Ce contrôle prend appui sur les dispositions de l’article L. 442-1, I, 2° (ancien art. L. 442-6, I, 2°) du Code de commerce en vertu duquel engage la responsabilité de son auteur le fait de « soumettre ou de tenter de soumettre l’autre partie à des obligations créant un déséquilibre significatif dans les droits et obligations des parties ». Ces dispositions sont similaires à celles de l’article L. 212-1 du Code de la consommation, selon lesquelles « dans les contrats conclus entre professionnels et consommateurs, sont abusives les clauses qui ont pour objet ou pour effet de créer, au détriment du consommateur, un déséquilibre significatif entre les droits et obligations des parties au contrat » ou de l’article 1171 du Code civil qui prévoient que « dans un contrat d’adhésion, toute clause non négociable, déterminée à l’avance par l’une des parties, qui crée un déséquilibre significatif entre les droits et obligations des parties au contrat est réputée non écrite ».

A la différence du texte du Code de commerce, ceux du Code de la consommation et du Code civil tempèrent la portée du contrôle des clauses abusives en précisant que « l’appréciation du caractère abusif des clauses […] ne porte ni sur la définition de l’objet principal du contrat ni sur l’adéquation du prix ou de la rémunération au bien vendu ou au service offert […] » (C. consom.) ou que « l’appréciation du déséquilibre significatif ne porte ni sur l’objet principal du contrat ni sur l’adéquation du prix à la prestation » (C. civ.).

Dans son arrêt du 25 janvier 2017, la Cour de cassation, approuvant l’arrêt d’appel, avait estimé que « la similitude des notions de déséquilibre significatif prévues aux articles L. 132-1, devenu L. 212-1, du Code de la consommation et L. 442-6, I, 2° du Code de commerce, relevée par le Conseil constitutionnel dans sa décision n° 2010-85 QPC du 13 janvier 2011, n’exclut pas qu’il puisse exister entre elles des différences de régime tenant aux objectifs poursuivis par le législateur dans chacun de ces domaines, en particulier quant à la catégorie des personnes qu’il a entendu protéger et à la nature des contrats concernés ; qu’ainsi, l’article L. 442-6, I, 2° précité, qui figure dans le Livre quatrième du Code de commerce relatif à la liberté des prix et de la concurrence, et au Chapitre II du Titre IV, dédié aux pratiques restrictives de concurrence, n’exclut pas, contrairement à l’article L. 212-1 du Code de la consommation, que le déséquilibre significatif puisse résulter d’une inadéquation du prix au bien vendu » et affirmé que « l’article L. 442-6, I, 2° du Code de commerce autorise un contrôle judiciaire du prix, dès lors que celui-ci ne résulte pas d’une libre négociation et caractérise un déséquilibre significatif dans les droits et obligations des parties ». Saisi d’une QPC, le Conseil constitutionnel a conforté le contrôle judiciaire du prix (Cons. constit., 30 novembre 2018, LawLex201800001830JBJ).
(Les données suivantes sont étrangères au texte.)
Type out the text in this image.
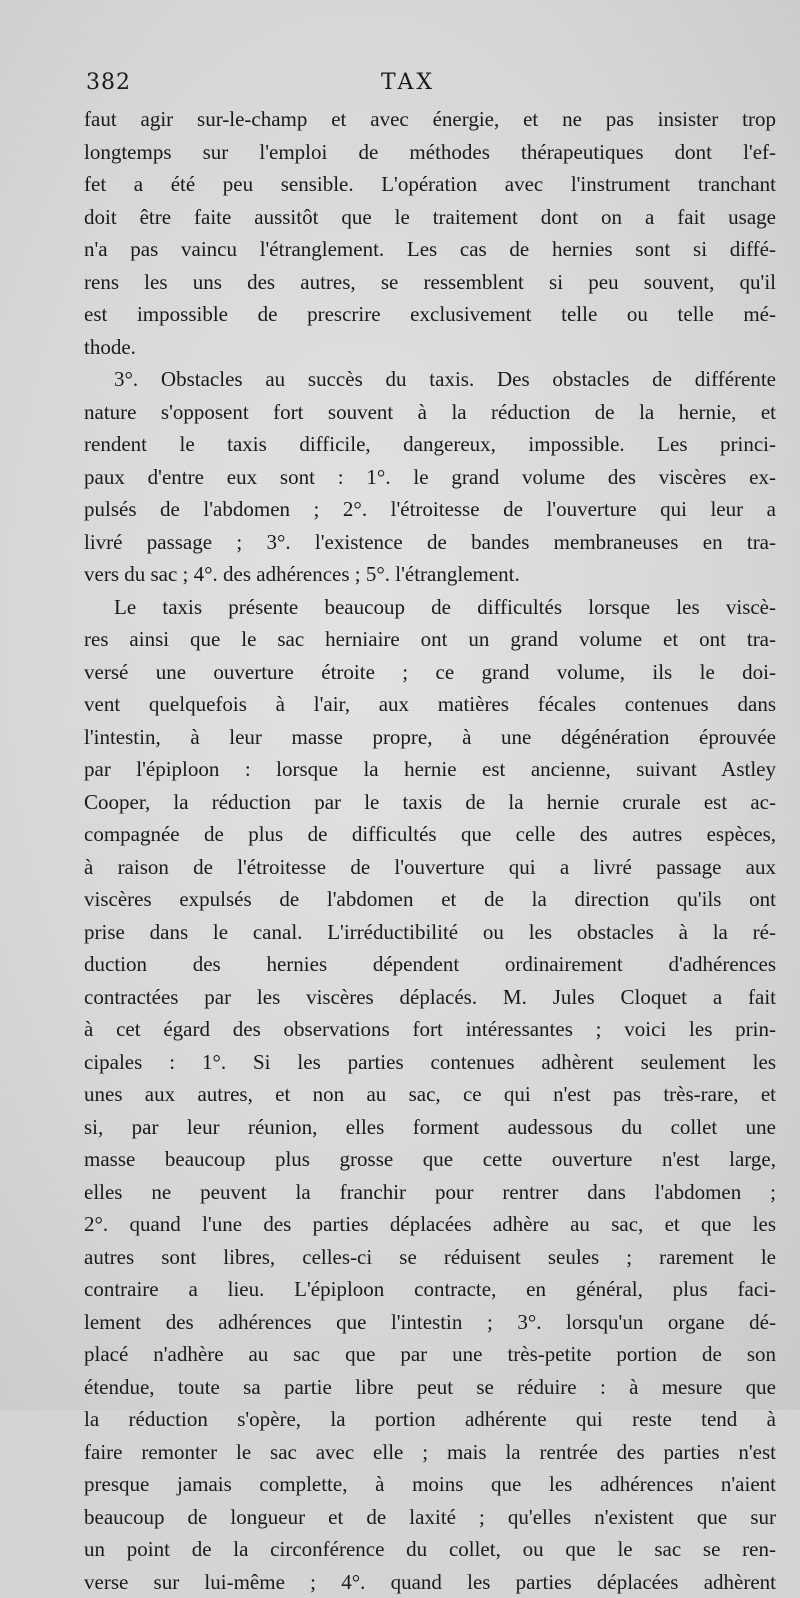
382	TAX
faut agir sur-le-champ et avec énergie, et ne pas insister trop
longtemps sur l'emploi de méthodes thérapeutiques dont l'ef-
fet a été peu sensible. L'opération avec l'instrument tranchant
doit être faite aussitôt que le traitement dont on a fait usage
n'a pas vaincu l'étranglement. Les cas de hernies sont si diffé-
rens les uns des autres, se ressemblent si peu souvent, qu'il
est impossible de prescrire exclusivement telle ou telle mé-
thode.
3°. Obstacles au succès du taxis. Des obstacles de différente
nature s'opposent fort souvent à la réduction de la hernie, et
rendent le taxis difficile, dangereux, impossible. Les princi-
paux d'entre eux sont : 1°. le grand volume des viscères ex-
pulsés de l'abdomen ; 2°. l'étroitesse de l'ouverture qui leur a
livré passage ; 3°. l'existence de bandes membraneuses en tra-
vers du sac ; 4°. des adhérences ; 5°. l'étranglement.
Le taxis présente beaucoup de difficultés lorsque les viscè-
res ainsi que le sac herniaire ont un grand volume et ont tra-
versé une ouverture étroite ; ce grand volume, ils le doi-
vent quelquefois à l'air, aux matières fécales contenues dans
l'intestin, à leur masse propre, à une dégénération éprouvée
par l'épiploon : lorsque la hernie est ancienne, suivant Astley
Cooper, la réduction par le taxis de la hernie crurale est ac-
compagnée de plus de difficultés que celle des autres espèces,
à raison de l'étroitesse de l'ouverture qui a livré passage aux
viscères expulsés de l'abdomen et de la direction qu'ils ont
prise dans le canal. L'irréductibilité ou les obstacles à la ré-
duction des hernies dépendent ordinairement d'adhérences
contractées par les viscères déplacés. M. Jules Cloquet a fait
à cet égard des observations fort intéressantes ; voici les prin-
cipales : 1°. Si les parties contenues adhèrent seulement les
unes aux autres, et non au sac, ce qui n'est pas très-rare, et
si, par leur réunion, elles forment audessous du collet une
masse beaucoup plus grosse que cette ouverture n'est large,
elles ne peuvent la franchir pour rentrer dans l'abdomen ;
2°. quand l'une des parties déplacées adhère au sac, et que les
autres sont libres, celles-ci se réduisent seules ; rarement le
contraire a lieu. L'épiploon contracte, en général, plus faci-
lement des adhérences que l'intestin ; 3°. lorsqu'un organe dé-
placé n'adhère au sac que par une très-petite portion de son
étendue, toute sa partie libre peut se réduire : à mesure que
la réduction s'opère, la portion adhérente qui reste tend à
faire remonter le sac avec elle ; mais la rentrée des parties n'est
presque jamais complette, à moins que les adhérences n'aient
beaucoup de longueur et de laxité ; qu'elles n'existent que sur
un point de la circonférence du collet, ou que le sac se ren-
verse sur lui-même ; 4°. quand les parties déplacées adhèrent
Cette solution a été quasi-unanimement critiquée. Pourquoi accorder aux professionnels une protection que même le droit de la consommation refuse aux consommateurs ? Comment concilier ce contrôle avec le principe de la liberté des prix consacré à l’article L. 410-2 du Code de commerce ?

Très légère consolation : la solution semblait, pour une partie de la doctrine, limitée aux relations fondées sur la convention écrite imposée par les actuels articles L. 441-3 et suivants (anciens art. L. 441-7). La Cour de cassation justifiait en effet le contrôle du prix par le fait que « la loi du 4 août 2008, en exigeant une convention écrite qui indique le barème de prix tel qu’il a été préalablement communiqué par le fournisseur, avec ses conditions générales de vente, a entendu permettre une comparaison entre le prix arrêté par les parties et le tarif initialement proposé par le fournisseur ; qu’il suit de là que l’article L. 442-6, I, 2° du Code de commerce autorise un contrôle judiciaire du prix, dès lors que celui-ci ne résulte pas d’une libre négociation et caractérise un déséquilibre significatif dans les droits et obligations des parties ».
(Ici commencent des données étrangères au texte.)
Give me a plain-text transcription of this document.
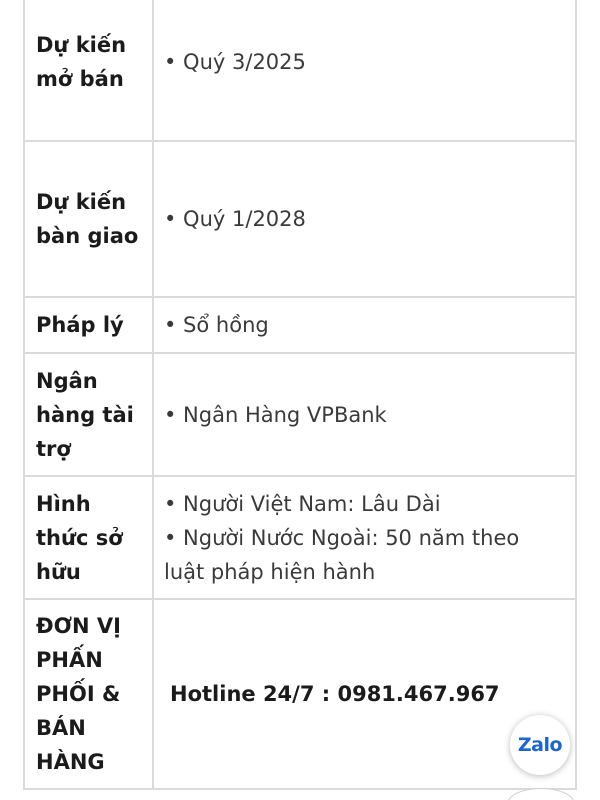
Dự kiến mở bán	• Quý 3/2025

Dự kiến bàn giao	• Quý 1/2028

Pháp lý	• Sổ hồng

Ngân hàng tài trợ	• Ngân Hàng VPBank

Hình thức sở hữu	• Người Việt Nam: Lâu Dài
• Người Nước Ngoài: 50 năm theo luật pháp hiện hành

ĐƠN VỊ PHẤN PHỐI & BÁN HÀNG	Hotline 24/7 : 0981.467.967
Zalo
Dans l’affaire qui a donné lieu à l’arrêt du 15 octobre 2020, les relations en cause ne concernaient pas la distribution de produits et de services, mais une activité de conseil et services en gestion. Elles ne relevaient dès lors pas du mécanisme de la convention écrite et du champ du contrôle du prix par le juge. Ceci n’a pas empêché la Cour d’appel de Paris d’estimer que le défendeur à l’action en déséquilibre significatif « ne peut pas utilement invoquer les dispositions de l’article L. 410-2 du Code de commerce qui posent comme principe que les prix des biens, prestations et services sont librement déterminés par le jeu de la concurrence pour exclure l’adéquation du prix du champ d’application de l’article L. 442-6 du code de commerce » et de se livrer au contrôle requis pas le demandeur. En l’occurrence, la rémunération critiquée n’a pas été jugée déséquilibrée, car le demandeur se fondait sur une unique prestation effectuée par son partenaire pour conclure au déséquilibre alors que ce dernier remplissait plusieurs autres fonctions entrant dans l’assiette de cette rémunération.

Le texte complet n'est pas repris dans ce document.